Masaki Imai fue, sin rodeos, el monje zen de la mejora continua… pero con traje y corbata.
Nacido en Japón (1930–2023), Imai tomó una idea sencilla —mejorar un poquito todos los días— y la convirtió en una revolución silenciosa que hizo temblar fábricas, oficinas y cerebros rígidos en medio planeta. A esa filosofía la llamó Kaizen: kai (cambio) + zen (para mejor). Nada místico, pero casi espiritual.
Fue el fundador del Kaizen Institute, desde donde predicó su evangelio práctico:
no esperes al genio, no aguardes al milagro, no compres humo tecnológico; mejora hoy, aunque sea milímetro a milímetro.
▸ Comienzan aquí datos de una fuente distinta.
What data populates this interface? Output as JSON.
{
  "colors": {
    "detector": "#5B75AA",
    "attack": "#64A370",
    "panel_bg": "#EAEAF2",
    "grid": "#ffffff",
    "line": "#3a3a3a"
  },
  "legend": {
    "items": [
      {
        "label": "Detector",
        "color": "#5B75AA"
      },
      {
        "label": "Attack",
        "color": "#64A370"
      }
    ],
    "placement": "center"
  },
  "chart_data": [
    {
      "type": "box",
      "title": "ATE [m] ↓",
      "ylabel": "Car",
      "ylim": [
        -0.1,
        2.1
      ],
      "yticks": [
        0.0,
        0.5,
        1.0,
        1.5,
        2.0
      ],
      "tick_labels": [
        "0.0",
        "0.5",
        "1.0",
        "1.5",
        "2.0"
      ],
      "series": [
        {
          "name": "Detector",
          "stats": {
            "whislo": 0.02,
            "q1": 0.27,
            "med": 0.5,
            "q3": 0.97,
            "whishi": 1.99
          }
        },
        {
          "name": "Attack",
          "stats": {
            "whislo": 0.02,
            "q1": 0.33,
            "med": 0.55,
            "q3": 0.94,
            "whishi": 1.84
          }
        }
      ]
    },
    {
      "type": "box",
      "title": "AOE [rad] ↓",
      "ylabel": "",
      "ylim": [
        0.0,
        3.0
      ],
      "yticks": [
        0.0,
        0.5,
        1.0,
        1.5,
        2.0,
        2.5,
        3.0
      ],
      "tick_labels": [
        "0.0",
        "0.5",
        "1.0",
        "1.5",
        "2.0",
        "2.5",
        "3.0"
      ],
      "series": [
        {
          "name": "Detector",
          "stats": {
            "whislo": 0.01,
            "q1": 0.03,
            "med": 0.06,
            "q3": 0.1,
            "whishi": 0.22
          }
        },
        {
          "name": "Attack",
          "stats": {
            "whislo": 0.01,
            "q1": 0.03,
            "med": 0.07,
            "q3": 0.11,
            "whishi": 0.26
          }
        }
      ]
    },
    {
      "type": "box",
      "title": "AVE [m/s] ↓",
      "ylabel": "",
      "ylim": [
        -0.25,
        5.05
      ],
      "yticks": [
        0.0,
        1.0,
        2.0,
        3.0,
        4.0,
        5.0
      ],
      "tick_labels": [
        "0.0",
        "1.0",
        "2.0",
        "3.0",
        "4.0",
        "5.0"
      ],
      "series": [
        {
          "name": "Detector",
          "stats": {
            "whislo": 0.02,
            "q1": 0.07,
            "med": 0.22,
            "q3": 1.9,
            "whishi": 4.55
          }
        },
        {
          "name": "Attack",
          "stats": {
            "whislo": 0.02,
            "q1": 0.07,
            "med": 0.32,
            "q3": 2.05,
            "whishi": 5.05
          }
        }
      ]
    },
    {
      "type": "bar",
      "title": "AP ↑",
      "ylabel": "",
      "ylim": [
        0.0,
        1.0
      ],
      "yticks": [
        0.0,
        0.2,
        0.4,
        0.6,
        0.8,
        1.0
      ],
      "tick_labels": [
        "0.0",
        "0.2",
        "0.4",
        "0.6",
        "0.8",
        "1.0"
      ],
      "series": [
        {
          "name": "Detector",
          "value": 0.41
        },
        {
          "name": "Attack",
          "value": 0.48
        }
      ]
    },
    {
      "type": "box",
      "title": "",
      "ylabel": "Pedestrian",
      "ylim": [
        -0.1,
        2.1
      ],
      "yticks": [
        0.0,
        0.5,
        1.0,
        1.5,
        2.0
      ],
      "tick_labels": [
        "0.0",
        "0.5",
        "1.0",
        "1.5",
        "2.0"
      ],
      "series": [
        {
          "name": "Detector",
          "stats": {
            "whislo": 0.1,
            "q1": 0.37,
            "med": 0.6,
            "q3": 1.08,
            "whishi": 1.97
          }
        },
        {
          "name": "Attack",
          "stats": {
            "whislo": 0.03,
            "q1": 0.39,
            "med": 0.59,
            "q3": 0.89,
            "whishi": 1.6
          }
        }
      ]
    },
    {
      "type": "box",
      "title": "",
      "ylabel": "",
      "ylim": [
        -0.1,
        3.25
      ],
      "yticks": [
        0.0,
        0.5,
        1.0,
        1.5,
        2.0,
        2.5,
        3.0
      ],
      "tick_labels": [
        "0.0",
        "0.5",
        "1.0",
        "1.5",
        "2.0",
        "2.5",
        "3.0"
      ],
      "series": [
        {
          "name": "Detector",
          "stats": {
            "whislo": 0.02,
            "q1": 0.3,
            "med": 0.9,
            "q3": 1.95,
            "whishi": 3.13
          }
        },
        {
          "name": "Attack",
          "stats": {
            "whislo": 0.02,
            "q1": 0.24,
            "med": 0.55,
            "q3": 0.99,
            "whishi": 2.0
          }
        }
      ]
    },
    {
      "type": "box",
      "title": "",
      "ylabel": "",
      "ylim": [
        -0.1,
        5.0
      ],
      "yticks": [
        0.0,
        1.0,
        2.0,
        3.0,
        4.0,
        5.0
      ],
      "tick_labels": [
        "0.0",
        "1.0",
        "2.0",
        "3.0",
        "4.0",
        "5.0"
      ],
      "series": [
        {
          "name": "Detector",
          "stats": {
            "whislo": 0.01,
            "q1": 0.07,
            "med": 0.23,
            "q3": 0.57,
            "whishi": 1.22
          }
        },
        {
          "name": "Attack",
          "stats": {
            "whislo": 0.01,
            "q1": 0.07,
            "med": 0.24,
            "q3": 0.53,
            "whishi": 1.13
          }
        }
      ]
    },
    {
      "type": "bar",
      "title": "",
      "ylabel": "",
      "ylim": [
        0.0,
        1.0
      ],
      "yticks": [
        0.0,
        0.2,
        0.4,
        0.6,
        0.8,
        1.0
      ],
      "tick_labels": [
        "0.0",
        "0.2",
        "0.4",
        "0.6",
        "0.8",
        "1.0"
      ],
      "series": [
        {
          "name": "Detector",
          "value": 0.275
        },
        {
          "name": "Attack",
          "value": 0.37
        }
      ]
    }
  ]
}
Imai observó a empresas como Toyota y entendió algo que Occidente tardó décadas en aceptar:
> la excelencia no nace del salto heroico, sino de la disciplina cotidiana.
Escribió el influyente libro Kaizen: The Key to Japan’s Competitive Success, que cayó como haiku en una sala de juntas: breve, claro, demoledor. Desde entonces, directivos dejaron de buscar culpables y empezaron a buscar procesos. Milagro menor, pero real.
En resumen:
Masaki Imai fue el hombre que nos susurró al oído corporativo:
“No seas brillante una vez; sé un poco mejor todos los días.”
Y así, sin aspavientos, hizo del progreso un hábito y del hábito una ética.